Pengusaha Setop Jual Migor jika Utang Rp344 M Tak Segera Dibayar Pemerintah

Aprindo akan menghentikan penjualan minyak goreng di seluruh gerai ritel anggotanya jika pemerintah tidak segera melunasi utang Rp 344 miliar.

Pengusaha Setop Jual Migor jika Utang Rp344 M Tak Segera Dibayar Pemerintah
Pengusaha Setop Jual Migor jika Utang Rp344 M Tak Segera Dibayar Pemerintah

Lambeturah.co.id - Asosiasi Pengusaha Ritel Indonesia (Aprindo) akan menghentikan penjualan minyak goreng di seluruh gerai ritel anggotanya jika pemerintah tidak segera melunasi utang Rp 344 miliar.

Roy Nicholas ketua Aprindo Mandey mengatakan, utang itu bersumber dari selisih harga minyak goreng alias rafaksi di bawah rencana harga tunggal 2022 yang hingga kini belum dibayar.

Menurut dia, pemerintah harus membayar selisih utang 17 hari setelah penerapan skema tersebut. Namun, satu tahun telah berlalu dan mereka belum dibayar.

"Kami bukan mau mengancam, tapi ini cara kami agar didengar. Soal kapannya (setop jual), kami masih koordinasi dulu dengan anggota asosiasi, bila sama sekali tak ada perhatian dari pemerintah kami akan lakukan itu," ujar Roy dalam acara Buka Puasa Bersama, Kamis (13/4).

Roy menjelaskan bahwa rencana minyak satu harga pemerintah untuk awal 2022 bukanlah kehendak Aprindo.

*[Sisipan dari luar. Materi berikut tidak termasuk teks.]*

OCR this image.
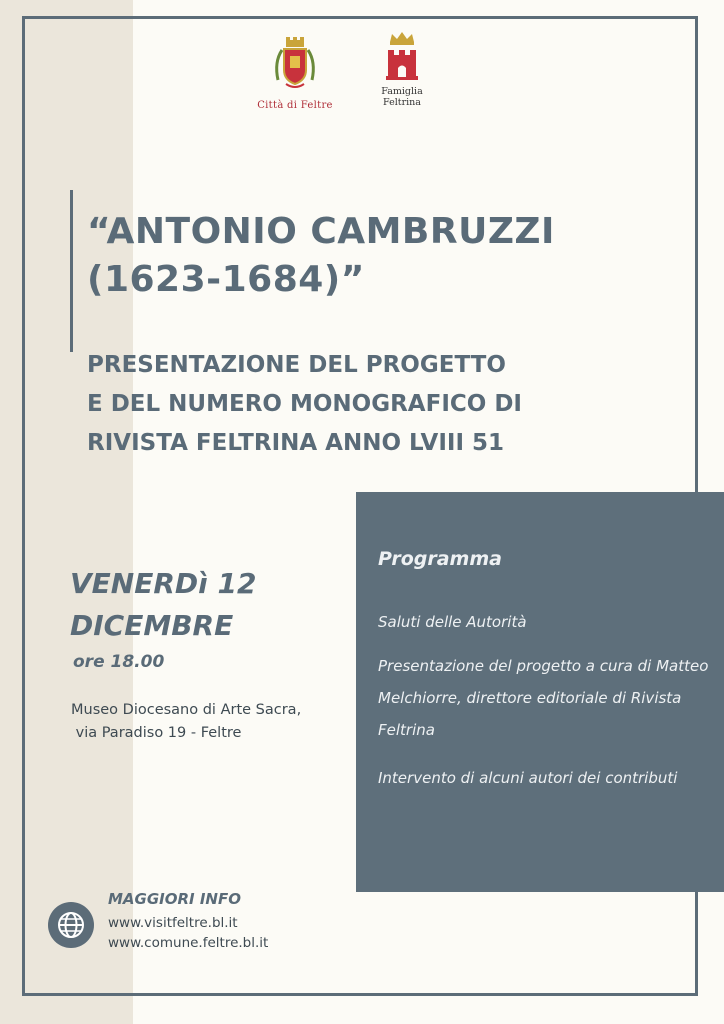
Città di Feltre
Famiglia
Feltrina
“ANTONIO CAMBRUZZI
(1623-1684)”
PRESENTAZIONE DEL PROGETTO
E DEL NUMERO MONOGRAFICO DI
RIVISTA FELTRINA ANNO LVIII 51
VENERDì 12
DICEMBRE
ore 18.00
Museo Diocesano di Arte Sacra,
via Paradiso 19 - Feltre
Programma
Saluti delle Autorità
Presentazione del progetto a cura di Matteo Melchiorre, direttore editoriale di Rivista Feltrina
Intervento di alcuni autori dei contributi
MAGGIORI INFO
www.visitfeltre.bl.it
www.comune.feltre.bl.it
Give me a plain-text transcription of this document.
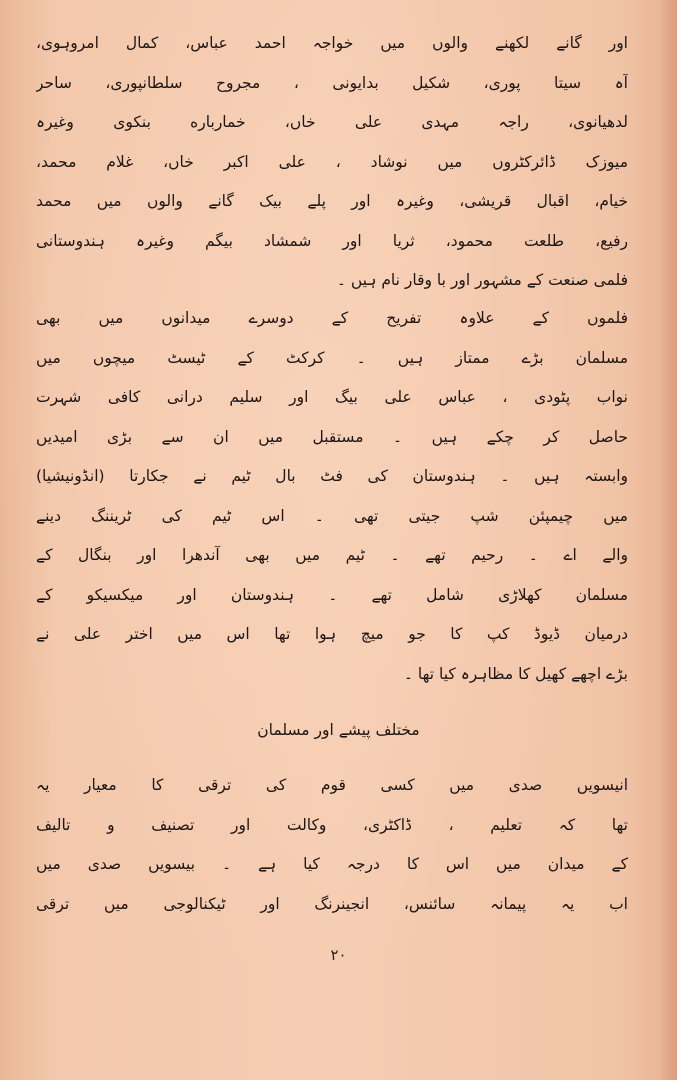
اور گانے لکھنے والوں میں خواجہ احمد عباس، کمال امروہوی،
آہ سیتا پوری، شکیل بدایونی ، مجروح سلطانپوری، ساحر
لدھیانوی، راجہ مہدی علی خاں، خمارباره بنکوی وغیرہ
میوزک ڈائرکٹروں میں نوشاد ، علی اکبر خاں، غلام محمد،
خیام، اقبال قریشی، وغیرہ اور پلے بیک گانے والوں میں محمد
رفیع، طلعت محمود، ثریا اور شمشاد بیگم وغیرہ ہندوستانی
فلمی صنعت کے مشہور اور با وقار نام ہیں ۔
فلموں کے علاوہ تفریح کے دوسرے میدانوں میں بھی
مسلمان بڑے ممتاز ہیں ۔ کرکٹ کے ٹیسٹ میچوں میں
نواب پٹودی ، عباس علی بیگ اور سلیم درانی کافی شہرت
حاصل کر چکے ہیں ۔ مستقبل میں ان سے بڑی امیدیں
وابستہ ہیں ۔ ہندوستان کی فٹ بال ٹیم نے جکارتا (انڈونیشیا)
میں چیمپئن شپ جیتی تھی ۔ اس ٹیم کی ٹریننگ دینے
والے اے ۔ رحیم تھے ۔ ٹیم میں بھی آندھرا اور بنگال کے
مسلمان کھلاڑی شامل تھے ۔ ہندوستان اور میکسیکو کے
درمیان ڈیوڈ کپ کا جو میچ ہوا تھا اس میں اختر علی نے
بڑے اچھے کھیل کا مظاہرہ کیا تھا ۔
مختلف پیشے اور مسلمان
انیسویں صدی میں کسی قوم کی ترقی کا معیار یہ
تھا کہ تعلیم ، ڈاکٹری، وکالت اور تصنیف و تالیف
کے میدان میں اس کا درجہ کیا ہے ۔ بیسویں صدی میں
اب یہ پیمانہ سائنس، انجینرنگ اور ٹیکنالوجی میں ترقی
۲۰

Namun harus sesuai Peraturan Menteri Perdagangan Nomor 3 Tahun 2022.

Peraturan tersebut mewajibkan pengusaha untuk menjual minyak goreng kemasan berkualitas tinggi dengan harga Rp 14.000 per liter. Hal ini sebagai dampak melambungnya harga minyak goreng di pasaran pada awal tahun lalu.

"Jadi rafaksi bukan kemauan ritel, karena ada regulasi Permendag itu. Itu ketentuan yang berlaku di Permendag 3 perihal minyak goreng satu harga. Semua dijual Rp14 ribu dari 19 Januari sampai 31 Januari," jelasnya.

Dia melanjutkan, dalam aturannya, pemerintah juga perlu membayar selisihnya. Namun, utang tersebut belum lunas dan Permendag 3 diganti dengan Permendag Nomor 6 Tahun 2022.

Peraturan baru itu membatalkan ketentuan bahwa pemerintah harus menanggung penggantian selisih harga yang diatur dalam peraturan semula. Sehingga sampai saat ini pengusaha belum menerima pembayaran utang tersebut.

"Permendag 6 muncul jadinya Permendag 3 jadi tak berlaku lagi, tapi bukan berarti rafaksi nggak dibayar. Kita sudah setorkan semua data pada 31 Januari sudah kita penuhi semuanya, tapi belum juga dibayar," pungkasnya.